日本語と日本文化


たそがれとゆうべ


黄昏(たそがれ)が「誰そ彼」から発していることを指摘したのは柳田国男である。日が沈む前後の時間帯は、あたりが薄暗くなるので、人々はすれ違う時に、「誰そ彼」つまり「あなたは誰ですか」と言い合いながら、コミュニケーションを図った。そこから日没時を「たそがれどき」というようになり、それが「たそがれ」になったというのである。

「かわたれ」というのも同じようなもので、「彼は誰」から転じた言い方である。また名古屋地方では、「うそうそ」という言い方があるそうだが、これも人の表情がはっきりしないさまを形容する言葉だという。

夕方を表す言葉としては、「ゆう」という言葉が古くからあった。「ゆうまぐれ」はこの「ゆう」と「まぐれ」の合成語であるが、「まぐれ」とは「紛れる」つまりものごとが不分明に見えるという意味である。だから「ゆうまぐれ」は「たそがれ」や「かわたれ」と同じように、日没時の物事がぼんやりとうつるさまを表した言葉だと言える。「ゆうぐれ」は、この「ゆうまぐれ」のなまった形だろう。

「ゆうべ」は「ゆう」に「へ」(あたり)が結びついたものである。現代語における「夕方」と同じようなニュアンスの言葉である。

「あした」は「ゆうべ」に対立する概念の言葉で、夜があけた状態をさしていった。太古の日本人にとっては、一日の始まりは、現代のように明け方ではなく、夕方だったと主張したのは、やはり柳田国男だったと思うが、夕べを起点にすると、夜が明けた状態つまり「あした」は、後世の人にとっては次の日を意味した。このことから、「あした」が「翌日」と言う意味での「明日」に変化したのだろうと思われる。

日が昇って薄明るくなった状態を「あけぼの」といった。「あけ」と「ほの」の合成語である。「あけ」とは「あかるい」、「ほの」とは「ほのぼの」の意味で、ほのぼのと明るい状態をさす。

「あけぼの」に近い言葉に「あかつき」というのがあった。これは「あかとき」がなまったもので、あかるくなったばかりの時間帯、を意味した。

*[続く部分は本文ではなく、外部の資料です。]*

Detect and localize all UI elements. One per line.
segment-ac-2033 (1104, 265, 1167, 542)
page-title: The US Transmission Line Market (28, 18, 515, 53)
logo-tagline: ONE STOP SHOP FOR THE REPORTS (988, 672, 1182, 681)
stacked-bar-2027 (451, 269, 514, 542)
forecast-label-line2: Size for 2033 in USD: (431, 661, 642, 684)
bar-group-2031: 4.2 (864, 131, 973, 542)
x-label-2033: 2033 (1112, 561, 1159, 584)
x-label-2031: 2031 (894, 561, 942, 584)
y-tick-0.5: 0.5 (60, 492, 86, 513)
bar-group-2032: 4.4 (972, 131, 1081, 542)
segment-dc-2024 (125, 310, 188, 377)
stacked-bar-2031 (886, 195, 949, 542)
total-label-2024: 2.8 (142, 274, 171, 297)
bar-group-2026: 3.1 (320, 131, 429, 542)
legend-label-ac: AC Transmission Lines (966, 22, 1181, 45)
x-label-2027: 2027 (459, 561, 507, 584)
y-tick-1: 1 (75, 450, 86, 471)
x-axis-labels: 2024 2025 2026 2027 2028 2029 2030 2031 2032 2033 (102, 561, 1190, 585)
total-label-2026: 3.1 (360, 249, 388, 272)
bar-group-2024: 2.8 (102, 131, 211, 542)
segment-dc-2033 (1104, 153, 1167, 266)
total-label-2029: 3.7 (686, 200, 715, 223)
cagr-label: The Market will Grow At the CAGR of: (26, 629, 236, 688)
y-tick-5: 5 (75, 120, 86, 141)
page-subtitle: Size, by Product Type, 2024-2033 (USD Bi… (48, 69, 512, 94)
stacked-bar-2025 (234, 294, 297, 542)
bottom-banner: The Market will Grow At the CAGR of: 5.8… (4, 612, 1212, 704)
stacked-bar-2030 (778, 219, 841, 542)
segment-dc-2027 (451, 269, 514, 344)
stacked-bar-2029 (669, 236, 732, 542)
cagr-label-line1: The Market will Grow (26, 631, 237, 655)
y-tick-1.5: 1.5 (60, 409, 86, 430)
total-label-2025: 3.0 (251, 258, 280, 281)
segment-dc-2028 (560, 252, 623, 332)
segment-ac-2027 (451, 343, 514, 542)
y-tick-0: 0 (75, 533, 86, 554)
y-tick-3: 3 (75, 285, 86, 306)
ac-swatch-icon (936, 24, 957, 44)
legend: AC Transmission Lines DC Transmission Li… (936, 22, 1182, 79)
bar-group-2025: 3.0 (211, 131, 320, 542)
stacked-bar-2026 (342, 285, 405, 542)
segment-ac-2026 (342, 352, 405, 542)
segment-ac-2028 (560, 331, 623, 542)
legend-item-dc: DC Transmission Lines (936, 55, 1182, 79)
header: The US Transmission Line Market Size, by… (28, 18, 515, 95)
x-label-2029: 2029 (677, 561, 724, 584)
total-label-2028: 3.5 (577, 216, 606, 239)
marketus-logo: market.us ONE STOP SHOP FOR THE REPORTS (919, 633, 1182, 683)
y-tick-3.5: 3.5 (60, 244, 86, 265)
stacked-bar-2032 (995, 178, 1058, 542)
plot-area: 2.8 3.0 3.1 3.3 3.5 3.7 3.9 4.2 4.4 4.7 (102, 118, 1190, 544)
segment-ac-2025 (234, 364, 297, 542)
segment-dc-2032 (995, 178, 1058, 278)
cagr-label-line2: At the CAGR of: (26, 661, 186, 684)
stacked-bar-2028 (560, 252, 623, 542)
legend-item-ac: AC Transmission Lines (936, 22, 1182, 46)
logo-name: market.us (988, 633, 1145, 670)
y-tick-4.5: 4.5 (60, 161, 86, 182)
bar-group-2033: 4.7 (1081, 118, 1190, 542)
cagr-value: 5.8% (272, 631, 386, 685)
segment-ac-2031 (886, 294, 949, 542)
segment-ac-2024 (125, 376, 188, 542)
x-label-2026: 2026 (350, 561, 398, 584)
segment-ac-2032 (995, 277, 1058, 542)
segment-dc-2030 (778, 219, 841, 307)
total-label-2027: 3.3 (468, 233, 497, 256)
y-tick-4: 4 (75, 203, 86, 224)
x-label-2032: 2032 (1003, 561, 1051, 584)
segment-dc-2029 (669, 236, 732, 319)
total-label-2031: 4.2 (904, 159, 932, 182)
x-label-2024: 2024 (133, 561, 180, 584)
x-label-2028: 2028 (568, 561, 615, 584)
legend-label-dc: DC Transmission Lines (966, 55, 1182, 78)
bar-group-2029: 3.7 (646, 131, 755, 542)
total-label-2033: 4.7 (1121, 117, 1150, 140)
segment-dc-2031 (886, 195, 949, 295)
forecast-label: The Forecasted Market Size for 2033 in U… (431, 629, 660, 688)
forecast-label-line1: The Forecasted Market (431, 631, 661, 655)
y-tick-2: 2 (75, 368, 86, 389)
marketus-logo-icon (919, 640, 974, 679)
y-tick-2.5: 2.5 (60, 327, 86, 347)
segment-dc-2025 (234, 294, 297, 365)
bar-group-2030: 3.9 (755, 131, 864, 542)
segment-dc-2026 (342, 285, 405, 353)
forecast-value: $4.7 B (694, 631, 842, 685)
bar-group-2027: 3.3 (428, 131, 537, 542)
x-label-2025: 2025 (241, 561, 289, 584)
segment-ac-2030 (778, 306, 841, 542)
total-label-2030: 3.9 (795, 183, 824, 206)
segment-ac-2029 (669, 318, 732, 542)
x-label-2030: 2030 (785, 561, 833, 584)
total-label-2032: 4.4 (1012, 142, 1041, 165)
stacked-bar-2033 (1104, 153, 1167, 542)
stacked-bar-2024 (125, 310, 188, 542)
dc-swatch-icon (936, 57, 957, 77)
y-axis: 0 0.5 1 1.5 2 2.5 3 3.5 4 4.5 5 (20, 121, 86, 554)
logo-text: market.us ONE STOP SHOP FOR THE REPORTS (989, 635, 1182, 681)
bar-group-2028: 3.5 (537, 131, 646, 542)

「あけぼの」や「あかつき」に近い言葉に「しののめ」がある。これは「條の目」からきていると言語学者の堀井令以知氏はいう。太古の日本家屋には、明り取りの窓に、篠で編んだ條の目を使った。夜が明けると、この條の目から日の光が差しこんでくる。それで條の目が夜明けを指す言葉として使われるようになったわけだ。現代語では「東雲」と書くが、これは当て字である。万葉集では「小竹之目」とか「細竹目」とか表記されている。